This is not quite human-level question-answering in the everyday sense of those words. The ZDNet headline is too clickbaity for my taste.
The answer to every question in the test is a preexisting snippet of text, or "span," from a corresponding reading passage shown to the model. The model has only to select which span in the reading passage gives the best answer -- i.e., which sequence of words already in the text best answers the question.[a]
[a] If this explanation isn't entirely clear to you, it might help to think of the problem as a challenging classification task in which the number of possible classes for each question is equal to the number of possible spans in the corresponding reading passage.
Before you blink an eye there will be some MBA-types working on PowerPoint proposals with detailed cost-benefit analyses for using those new AI machines they heard about that can read better than human beings. Needless to say, the technology will fall far short of expectations.
This is why there have been two AI winters already.
I think it's incumbent on people like you to get the word out that ML isn't going to put everyone's jobs at risk. Between this and self-driving cars, local governments are beginning to weigh spending tax dollars on these boondoggles, for example, self-driving cars, instead of on proven modes of transit like public transport.
The futurist writers peddling this stuff need to take a moment to chill and learn about the actual state of the underlying technology.

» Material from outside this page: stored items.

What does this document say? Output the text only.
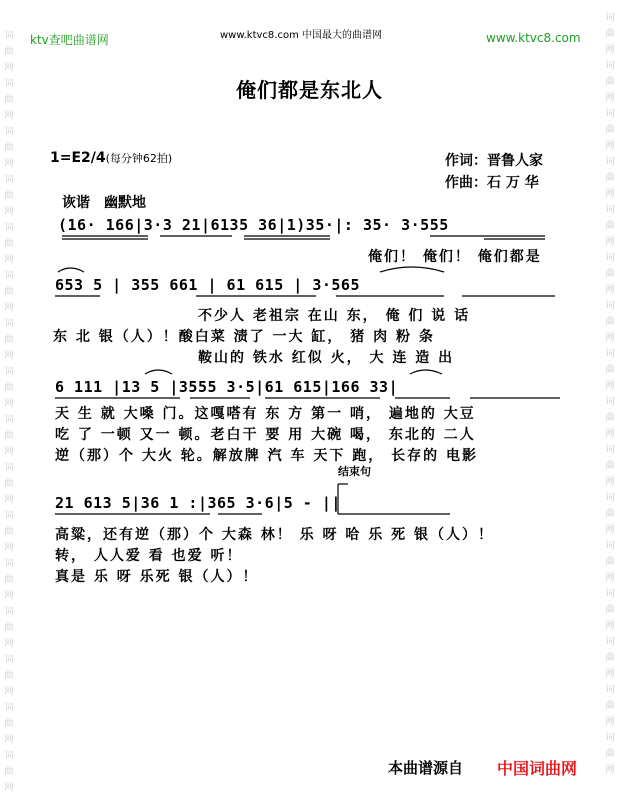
词
曲
网
词
曲
网
词
曲
网
词
曲
网
词
曲
网
词
曲
网
词
曲
网
词
曲
网
词
曲
网
词
曲
网
词
曲
网
词
曲
网
词
曲
网
词
曲
网
词
曲
网
词
曲
网
词
曲
网
词
曲
网
词
曲
网
词
曲
网
词
曲
网
词
曲
网
词
曲
网
词
曲
网
词
曲
网
词
曲
网
词
曲
网
词
曲
网
词
曲
网
词
曲
网
词
曲
网
词
曲
网
ktv查吧曲谱网	www.ktvc8.com 中国最大的曲谱网	www.ktvc8.com
俺们都是东北人
1=E2/4(每分钟62拍)	作词：晋鲁人家
作曲：石 万 华
诙谐　幽默地
(16· 166|3·3 21|6135 36|1)35·|: 35· 3·555
俺们！ 俺们！ 俺们都是
653 5 | 355 661 | 61 615 | 3·565
不少人 老祖宗 在山 东， 俺 们 说 话
东 北 银（人）！酸白菜 渍了 一大 缸， 猪 肉 粉 条
鞍山的 铁水 红似 火， 大 连 造 出
6 111 |13 5 |3555 3·5|61 615|166 33|
天 生 就 大嗓 门。这嘎嗒有 东 方 第一 哨， 遍地的 大豆
吃 了 一顿 又一 顿。老白干 要 用 大碗 喝， 东北的 二人
逆（那）个 大火 轮。解放牌 汽 车 天下 跑， 长存的 电影
结束句
21 613 5|36 1 :|365 3·6|5 - ||
高粱，还有逆（那）个 大森 林！ 乐 呀 哈 乐 死 银（人）！
转， 人人爱 看 也爱 听！
真是 乐 呀 乐死 银（人）！
本曲谱源自 中国词曲网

I currently am working on improving a existing QA style dataset and am exploring the best way to have Machine Reading Comprehension stop being about span selection and move to some kind of reasoning. Turns out making questions in a repeatable way that have some kind of reasoning is quite hard.
> The model has only to select which span in the reading passage gives the best answer -- i.e., which sequence of words already in the text best answers the question.[a]

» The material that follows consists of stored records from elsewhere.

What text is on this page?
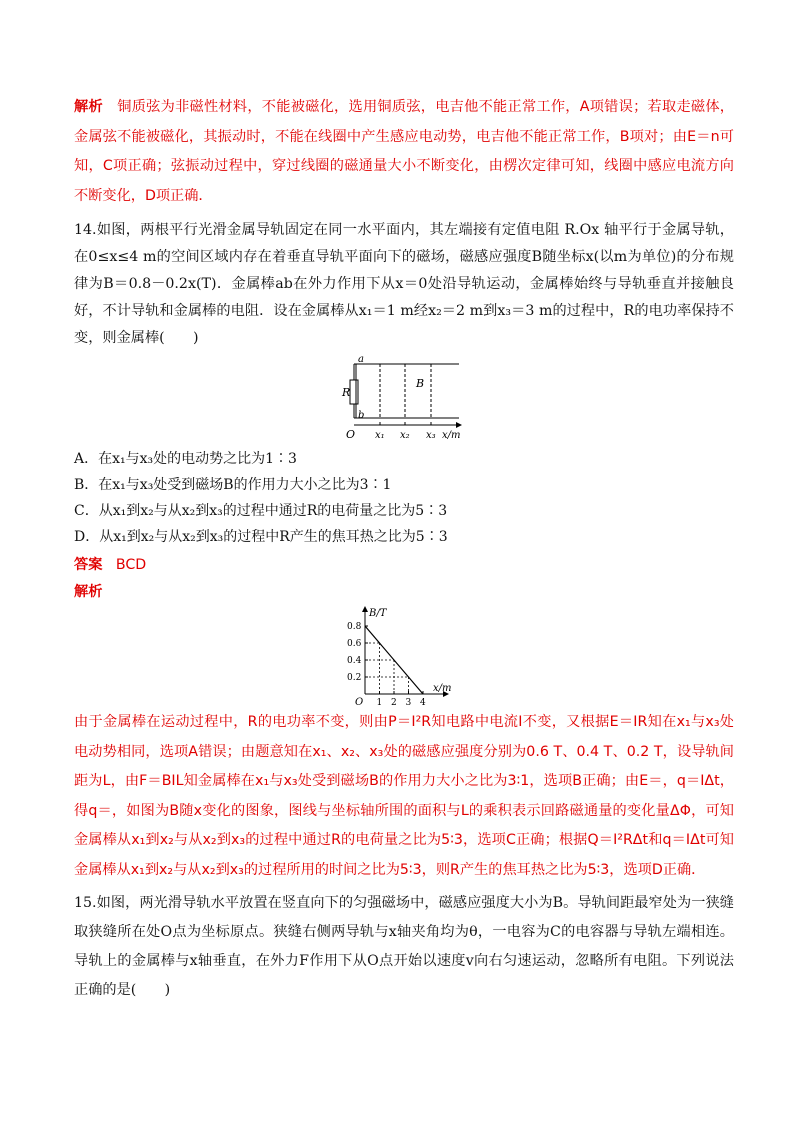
解析 铜质弦为非磁性材料，不能被磁化，选用铜质弦，电吉他不能正常工作，A项错误；若取走磁体，金属弦不能被磁化，其振动时，不能在线圈中产生感应电动势，电吉他不能正常工作，B项对；由E＝n可知，C项正确；弦振动过程中，穿过线圈的磁通量大小不断变化，由楞次定律可知，线圈中感应电流方向不断变化，D项正确．

14.如图，两根平行光滑金属导轨固定在同一水平面内，其左端接有定值电阻 R.Ox 轴平行于金属导轨，在0≤x≤4 m的空间区域内存在着垂直导轨平面向下的磁场，磁感应强度B随坐标x(以m为单位)的分布规律为B＝0.8－0.2x(T)．金属棒ab在外力作用下从x＝0处沿导轨运动，金属棒始终与导轨垂直并接触良好，不计导轨和金属棒的电阻．设在金属棒从x₁＝1 m经x₂＝2 m到x₃＝3 m的过程中，R的电功率保持不变，则金属棒(　　)

R
a
b
B
O x₁ x₂ x₃ x/m

A．在x₁与x₃处的电动势之比为1∶3

B．在x₁与x₃处受到磁场B的作用力大小之比为3∶1

C．从x₁到x₂与从x₂到x₃的过程中通过R的电荷量之比为5∶3

D．从x₁到x₂与从x₂到x₃的过程中R产生的焦耳热之比为5∶3

答案 BCD

解析

1 2 3 4
0.2
0.4
0.6
0.8
B/T
x/m
O

由于金属棒在运动过程中，R的电功率不变，则由P＝I²R知电路中电流I不变，又根据E＝IR知在x₁与x₃处电动势相同，选项A错误；由题意知在x₁、x₂、x₃处的磁感应强度分别为0.6 T、0.4 T、0.2 T，设导轨间距为L，由F＝BIL知金属棒在x₁与x₃处受到磁场B的作用力大小之比为3∶1，选项B正确；由E＝，q＝IΔt，得q＝，如图为B随x变化的图象，图线与坐标轴所围的面积与L的乘积表示回路磁通量的变化量ΔΦ，可知金属棒从x₁到x₂与从x₂到x₃的过程中通过R的电荷量之比为5∶3，选项C正确；根据Q＝I²RΔt和q＝IΔt可知金属棒从x₁到x₂与从x₂到x₃的过程所用的时间之比为5∶3，则R产生的焦耳热之比为5∶3，选项D正确．

15.如图，两光滑导轨水平放置在竖直向下的匀强磁场中，磁感应强度大小为B。导轨间距最窄处为一狭缝取狭缝所在处O点为坐标原点。狭缝右侧两导轨与x轴夹角均为θ，一电容为C的电容器与导轨左端相连。导轨上的金属棒与x轴垂直，在外力F作用下从O点开始以速度v向右匀速运动，忽略所有电阻。下列说法正确的是(　　)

Sounds like they've reinvented Jeopardy Watson's ability to excel at Q&A, but 12 years later.
The answer to every question in the test is a preexisting snippet of text, or "span," from a corresponding reading passage shown to the model. The model has only to select which span in the reading passage gives the best answer -- i.e., which sequence of words already in the text best answers the question.[a]
Actual current results:
https://rajpurkar.github.io/SQuAD-explorer/
Paper describing the dataset and test:
https://arxiv.org/abs/1606.05250
[a] If this explanation isn't entirely clear to you, it might help to think of the problem as a challenging classification task in which the number of possible classes for each question is equal to the number of possible spans in the corresponding reading passage.